I recenti fatti di cronaca, dagli omicidi ad opera di ragazzi armati per strada, al pestaggio-omicidio del ragazzo italiano, rivelano un’aggressività ed una violenza in mano a giovani o giovanissimi uomini ed inducono a soffermarci, a fare una riflessione.
Soprattutto per decidere come agire.
Non intendo entrare nel merito del singolo fatto, soprattutto in questo periodo, nel quale si accendono ulteriori violenze verbali e polemiche. Non esprimo giudizi, che stanno in mano a persone deputate a svolgere questo lavoro.
Voglio invece fare una riflessione, nel mio ruolo di psicologa – la comprensione delle dinamiche e dei fenomeni psichici, anche sociali, collettivi attiene al mio ruolo – ma anche nel ruolo di donna e di madre.
Voglio innanzi tutto esprimere il profondo dolore che queste vicende provocano nel cuore di chi è ben consapevole dell’importanza di veicolare, trasmettere e sostenere i princìpi etici ed i valori umani universali agli altri, in tutti i contesti sociali, educativi e alle nuove generazioni in particolare.
Voglio esprimere la mia vicinanza al cuore di ogni mamma e di ogni donna. Dinanzi ad un dolore straziante, le madri sono e saranno sempre in prima fila, le più dirette interessate. Non soltanto coloro che sono madri, ma le donne tutte:
Stavano presso la croce di Gesù sua madre, la sorella di sua madre, Maria di Clèofa e Maria di Màgdala. Gesù allora, vedendo la madre e lì accanto a lei il discepolo che egli amava, disse alla madre: “Donna, ecco il tuo figlio!”
(Giovanni 19,18-30)
Vorrei quindi, come è logico e doveroso fare, interrogarmi sulle cause. Molte cose possono essere alla base, all’origine, di fenomeni di una violenza tanto intensa e drammatica.
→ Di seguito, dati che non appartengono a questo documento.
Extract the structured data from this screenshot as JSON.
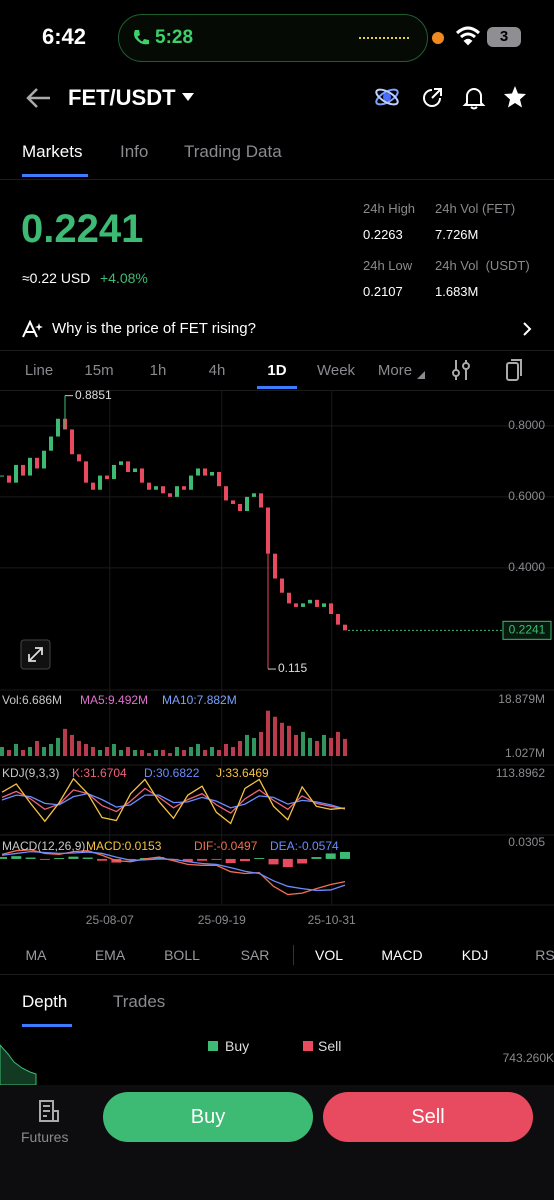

Il fattore scatenante ultimo è senza ombra di dubbio la prolungata limitazione della libertà, la chiusura “forzata”, che dal punto di vista psicologico è inequivocabilmente fonte di stress prolungato. Il blocco dell’azione, la chiusura, la limitazione della libertà di movimento sono difficili, molto difficili da gestire. Nei soggetti più fragili determinano reazioni opposte, di vario tipo, oltre a conclamate espressioni patologiche, prima fra tutte l’espressione incontrollata dell’aggressività, spesso rivolta verso l’esterno.
Ma questo senza dubbio importante elemento clinicamente rilevante, non può essere l’unico fattore causale.
Ecco gli altri fattori causali, a mio avviso tutti ugualmente importanti, che mi pare di rilevare.
- L’esposizione alla violenza: dai film, ai videogiochi, alle immagini stesse di cronaca, l’esposizione – soprattutto visiva – a scene di violenza è particolarmente intensa e tende a diventare normale.
- La società iperstimolante: dall’iper-organizzazione delle attività, scolastiche e sportive, al multitasking, agli stimoli di luci, suoni, campi elettromagnetici, tutto il mondo nel quale viviamo e siamo immersi è un continuo stimolo per il nostro organismo.
- La perdita di valori: la società non porta avanti i valori fondanti l’umanità e la società, non persegue ideali di etica, non sostiene modelli positivi, ma sembra anzi enfatizzare tutto ciò che di negativo c’è e ci può essere nel mondo.
A fronte di una situazione così descritta, oltre al dolore, al profondo dolore che emerge, credo che stia proprio a noi donne, non soltanto alle mamme, il compito di cambiare la rotta, di fare tutto ciò che è nel nostro potere e nei ruoli che ricopriamo nella società, ciascuna nel proprio ambiente e nel proprio ambito sociale, perché si verifichi un vero cambiamento negli animi.
Gli obiettivi da perseguire, i valori da trasmettere, i comportamenti da incentivare, favorire, premiare, i modelli da imitare, devono andare tutti in questa direzione:
- Il rifiuto di ogni forma di violenza
- Il rispetto di se stessi e degli altri
- La comprensione per poter favorire il dialogo
- Lo studio, la conoscenza che rende uomini liberi
- La forza, la tenacia, la resilienza, il rialzarsi dalle difficoltà, come modello da portare avanti.
Adesso sta a noi, donne e mamme, cambiare registro.